I've a 2 page worksheet but excel generated a multipage document automatically which according to the help files cannot be removed.  How do I prevent that from happening in the first place.  In other versions of excel I could easily place page breaks where I wanted them?

6 Replies
The Insert menu still has a page break option for you to do this manually.

@mathetes but that works only for breaks you have inserted, not those inserted automatically.

@JMHolland 

 

If you insert a break before the automatic one, that in effect removes the automatic one. You say it's a two page worksheet and are complaining--presumably--that the automatic one isn't where you want it.

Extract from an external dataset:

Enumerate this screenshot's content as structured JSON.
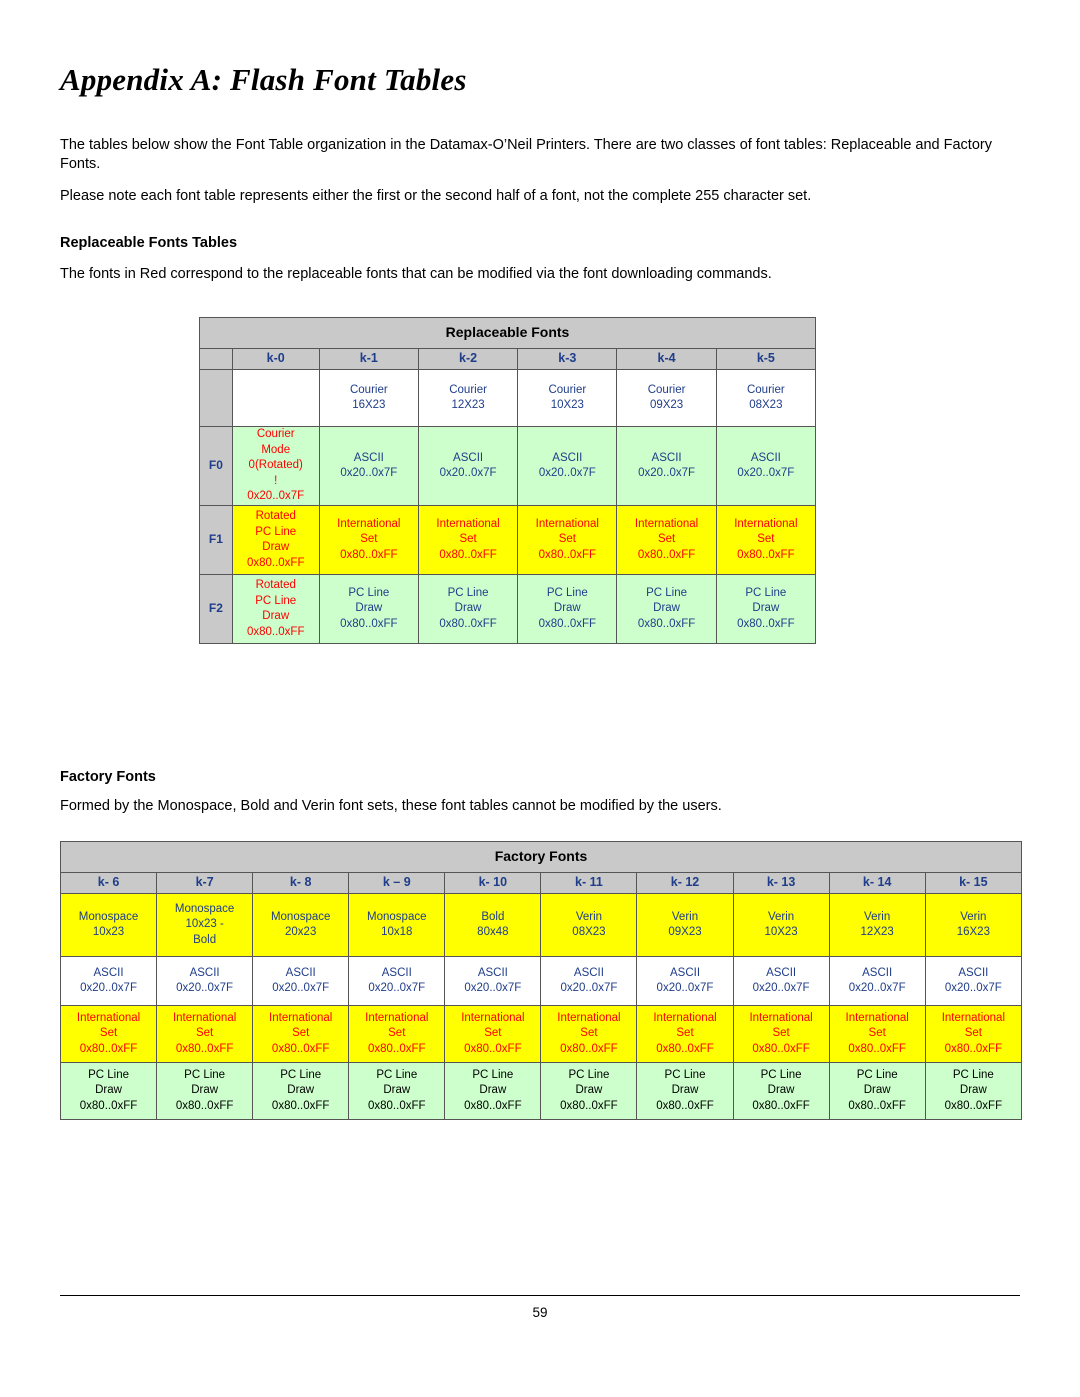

The automatic one comes when the data will no longer fit on the first page. If you just put a "manual" one in before that, the automatic won't still happen, not at the same place at any rate.

 

Point being it's possible for you to be in control.

 

There's also an ability to change the whole page setup so that all two pages are compressed to fit on a single page. That's not what you want, I'm pretty sure, but it supports the contention that you DO have control over how things are displayed,

@mathetesA colleague sent me a spread sheet we've been using for years.  It consists of 2 landscape formatted pages each with a formatted table containing several columns adjusted to fit the page. That's what I loaded into MS365's version of outlook.  What appeared on the screen was a totally reformatted mess with overhanging margins, extra page breaks etc. Following the directions I chose columns close to the page break and tried to remove it, no luck.

 

Perhaps a spreadsheet generated in an older version of Excel is incompatible?

Thanks, I think the problem occurred when I sent the file to my boss who added sum numbers in Apples version of Excel, saved it as an Excel file and returned it to me. Something happened along the way. I've asked him to take a good look at the formating in his machine and assure it is correct before saving it.

Thanks, I'll let you know how it all works out!

@JMHolland 

 

You mentioned your boss using "Apple's version of Excel" and I wanted to ask (just for curiosity's sake) do you mean Apple's version of a spreadsheet, otherwise known as Numbers? Or Excel on Mac.

 

I'm a user of Mac hardware, but always use Microsoft's version of Excel on my Macs. Those are something like 95% the same as the Windows version....a few features (Power Query and the like) aren't available, but most others are. And I doubt that adding numbers per se would change things IF your boss is using Excel for Mac. Can't speak to Numbers, however. That might indeed mess things up. Encourage your boss to get Excel for Mac, if that's the case.